5 Responses to Stand Up to Cancer Research! The Downside to Clinical Trials.

  1. Joan Lockwood says:

    Great article Dr. N!

    Fondly, Joannie Lockwood RN

  2. Sandra Clark says:

    Brilliantly written Dr. Nagourney. It is too bad so much cancer research is all about profit for the drug company. thank you for your help in my battle with ovarian cancer. I am looking forward to your comments on your upcoming journey to South America.
    Blessings,
    Sandra

  3. marj green says:

    Having been in a clinical trail for a phase one testing and having to drive and stay over for almost six months, I understand the angst. Even worse is the ability of the research centers (this one a big one) to not publish results.
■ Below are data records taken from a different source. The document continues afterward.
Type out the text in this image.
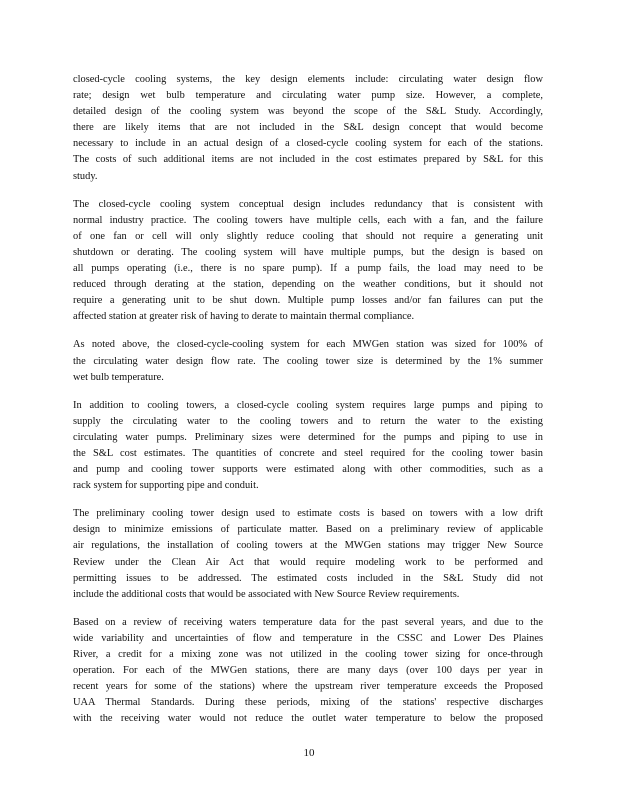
closed-cycle cooling systems, the key design elements include: circulating water design flow
rate; design wet bulb temperature and circulating water pump size. However, a complete,
detailed design of the cooling system was beyond the scope of the S&L Study. Accordingly,
there are likely items that are not included in the S&L design concept that would become
necessary to include in an actual design of a closed-cycle cooling system for each of the stations.
The costs of such additional items are not included in the cost estimates prepared by S&L for this
study.
The closed-cycle cooling system conceptual design includes redundancy that is consistent with
normal industry practice. The cooling towers have multiple cells, each with a fan, and the failure
of one fan or cell will only slightly reduce cooling that should not require a generating unit
shutdown or derating. The cooling system will have multiple pumps, but the design is based on
all pumps operating (i.e., there is no spare pump). If a pump fails, the load may need to be
reduced through derating at the station, depending on the weather conditions, but it should not
require a generating unit to be shut down. Multiple pump losses and/or fan failures can put the
affected station at greater risk of having to derate to maintain thermal compliance.
As noted above, the closed-cycle-cooling system for each MWGen station was sized for 100% of
the circulating water design flow rate. The cooling tower size is determined by the 1% summer
wet bulb temperature.
In addition to cooling towers, a closed-cycle cooling system requires large pumps and piping to
supply the circulating water to the cooling towers and to return the water to the existing
circulating water pumps. Preliminary sizes were determined for the pumps and piping to use in
the S&L cost estimates. The quantities of concrete and steel required for the cooling tower basin
and pump and cooling tower supports were estimated along with other commodities, such as a
rack system for supporting pipe and conduit.
The preliminary cooling tower design used to estimate costs is based on towers with a low drift
design to minimize emissions of particulate matter. Based on a preliminary review of applicable
air regulations, the installation of cooling towers at the MWGen stations may trigger New Source
Review under the Clean Air Act that would require modeling work to be performed and
permitting issues to be addressed. The estimated costs included in the S&L Study did not
include the additional costs that would be associated with New Source Review requirements.
Based on a review of receiving waters temperature data for the past several years, and due to the
wide variability and uncertainties of flow and temperature in the CSSC and Lower Des Plaines
River, a credit for a mixing zone was not utilized in the cooling tower sizing for once-through
operation. For each of the MWGen stations, there are many days (over 100 days per year in
recent years for some of the stations) where the upstream river temperature exceeds the Proposed
UAA Thermal Standards. During these periods, mixing of the stations' respective discharges
with the receiving water would not reduce the outlet water temperature to below the proposed
10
I called and called for almost four years trying to get results. I was finally told that the lead doc had not written any and was not planning on doing so. This after being told I could get them within a year of my participation as the trial had accrued quite quickly. So, in addition to accessibility, researchers should also have to publish….. at least to the participating trial participants. Thanks for all you continued hard work. marj in virginia

    • Marj,

      I am disappointed to learn of your experience. It is true that often the onus is upon the patient to make most of the sacrifices to participate in these types of studies. Your point regarding the publication of results has been topic of discussion in the medical community. The term “publication bias” refers to tendency of investigators to publish positive findings and to not publish negative findings. In scientific discourse both positive and negative findings are useful and provide insights that can inform our decisions. We need to improve clinical trials so that they are easier for patients and more transparent. Thank you for your comment.

  4. Regina P. says:

    Great, As a patient/cancer survivor, I’m willing to stand up to the system. Exactly how do we do that when we are in need of a treatment NOW? We are the consumer, but they’ve got the goods.